Critique de spectacle, parue dans Politique Hebdo, rubrique » Civilisation », date indéterminée
Rita Renoir
Elle est belle, sauvagement belle, et il est difficile d’échapper ne serait-ce qu’un instant à la fascination de son corps, de ses gestes, de ses cris. Lorsqu’elle apparaît dans la lumière des projecteurs, sur cette scène à peine éclairée du Théâtre Plaisance, à moitié nue, effrayée, agressive, séductrice, le rêve ne fait que commencer. Dans un silence absolu, elle parle avec une voix de Lolita gouailleuse, de pauvre petite paumée, elle raconte – la pièce s’intitule Et moi qui dirai tout- elle raconte d’une voix vulgaire et affectée une suite d’anecdotes sordides et tristes dont on comprend mal le sens. Qui est-elle ? on ne le saura jamais. Une fille comme les autres, un peu plus malheureuse, un peu plus perdue qui a fait l’amour à New York pour de l’argent et qui depuis se dégoûte, qui était battue et violée par son père, qui a assisté à d’étranges parties dans la haute société avec des gens crucifiés, une fille qui pleurait. Tout cela est banal, presque banal. Parfois, elle abandonne son air de fillette lascive et impudique et se met à danser, à tenter d’exprimer par son corps, la beauté de ses gestes et sa vois – a quelque chose de bouleversant. Chacun se sent pris d’un étrange malaise, mais le malaise va devenir insupportable.
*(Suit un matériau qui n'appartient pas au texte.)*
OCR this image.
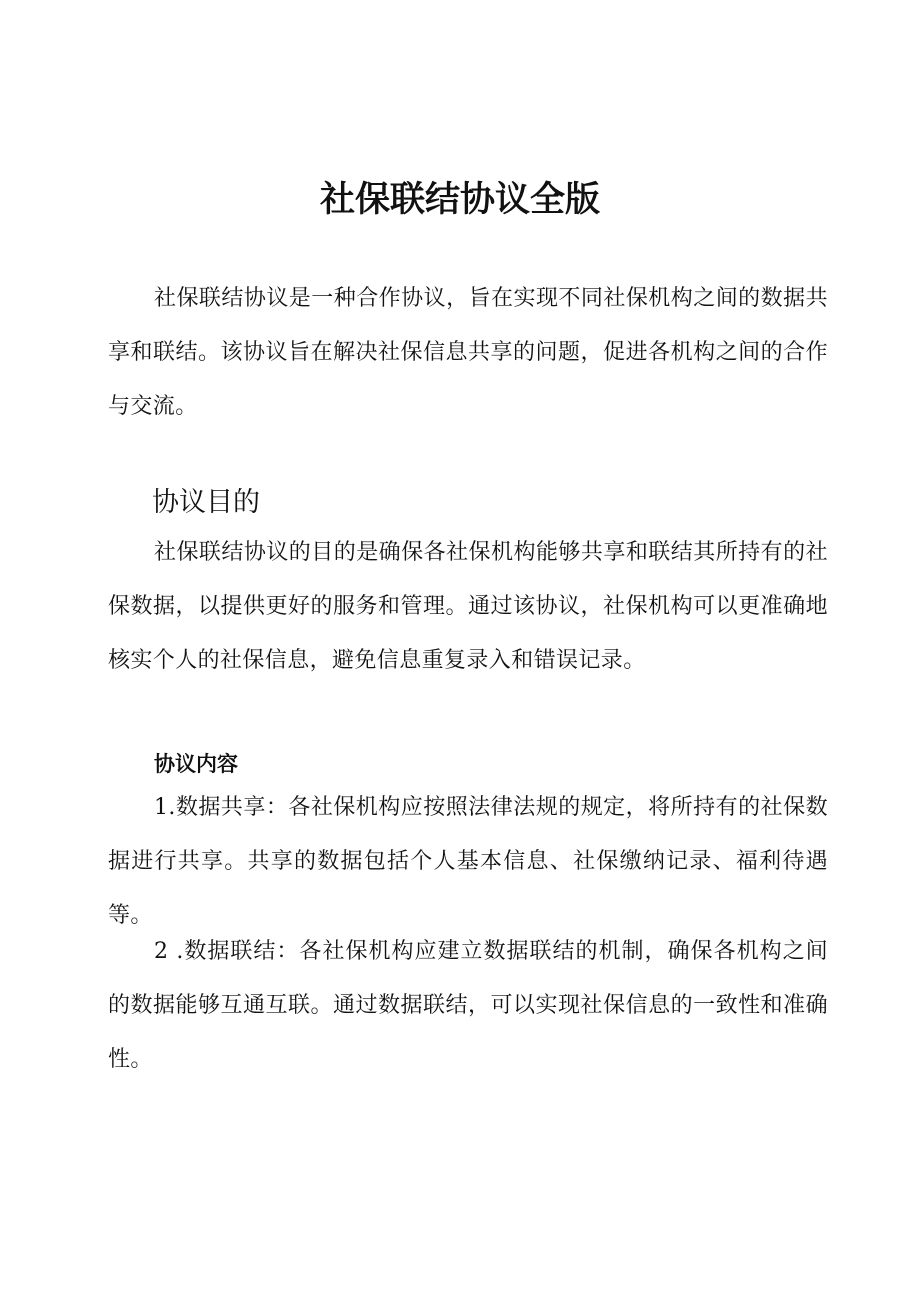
社保联结协议全版

社保联结协议是一种合作协议，旨在实现不同社保机构之间的数据共享和联结。该协议旨在解决社保信息共享的问题，促进各机构之间的合作与交流。

协议目的

社保联结协议的目的是确保各社保机构能够共享和联结其所持有的社保数据，以提供更好的服务和管理。通过该协议，社保机构可以更准确地核实个人的社保信息，避免信息重复录入和错误记录。

协议内容

1.数据共享：各社保机构应按照法律法规的规定，将所持有的社保数据进行共享。共享的数据包括个人基本信息、社保缴纳记录、福利待遇等。

2 .数据联结：各社保机构应建立数据联结的机制，确保各机构之间的数据能够互通互联。通过数据联结，可以实现社保信息的一致性和准确性。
N’ayant pu créer d’échange avec le public, elle le regarde et le pétrifie. En quelques minutes le contre-spectacle commence : c’est le spectateur qui va se transformer en objet lorsqu’elle ébauche dans la salle un étrange dialogue. Devant elle, une majorité d’hommes, des Messieurs d’un certain âge et d’un certain physique qui ont payé très cher pour avoir la première place, des touristes, des provinciaux qui, de passage dans la capitale, veulent « faire la fête », des étudiants, des gauchistes au dernier rang – les moins chers. Comme une louve, elle s’approche d’eux et les questionne : » Pourquoi vous avez loué les premières places ? Qu’est-ce que vous vouliez voir ? » » Votre femme, où est-elle ? elle garde les enfants ? Vous trouvez ça normal ? », » Vous êtes pour la liberté sexuelle ? » » Vous voudriez faire l’amour avec moi ? ».
Le viol impossible
Tout y passe : les soirées lyonnaises, les rapports bourgeois, le couple, la famille, l’homosexualité, l’aliénation de la femme. Ces questions qu’elle pose de sa voix puérile, créent peu à peu un climat d’angoisse et de malaise parfois insoutenable. Les rapports sont inversés : c’est elle qui regarde ceux qui étaient venus pour la dévorer. Tous ces hommes, qui quelques instants auparavant fixaient sans vergogne la moindre parcelle de son corps, avec l’impudeur que confère une place chèrement acquise, deviennent des enfants timides et bredouillants lorsqu’elle enjambe, toujours à moitié nue, les fauteuils et vient leur caresser la joue en minaudant les questions les plus indiscrètes. Souvent un dialogue s’engage avec les spectateurs. Hésitants, détournant presque les yeux, de son corps nu qui les frôle, ils acceptent de parler d’eux-mêmes, de leurs soucis, de monter sur la scène pour mimer avec elle une histoire, un rêve d’enfant qu’ils n’ont pu réaliser et qui les possède toujours dans les matins tristes, les nuits sans rêves, de leurs existences fanées. Elle leur propose de monter sur la scène, de s’aimer entre eux. Personne ne se lève, ou s’ils viennent, c’est comme des somnambules, pour reconstruire leurs rêves. Parfois le spectacle tourne à la violence. Lorsque j’ai assisté pour la première fois au spectacle – un samedi soir – j’ai eu la chance d’assister à un incident pau banal.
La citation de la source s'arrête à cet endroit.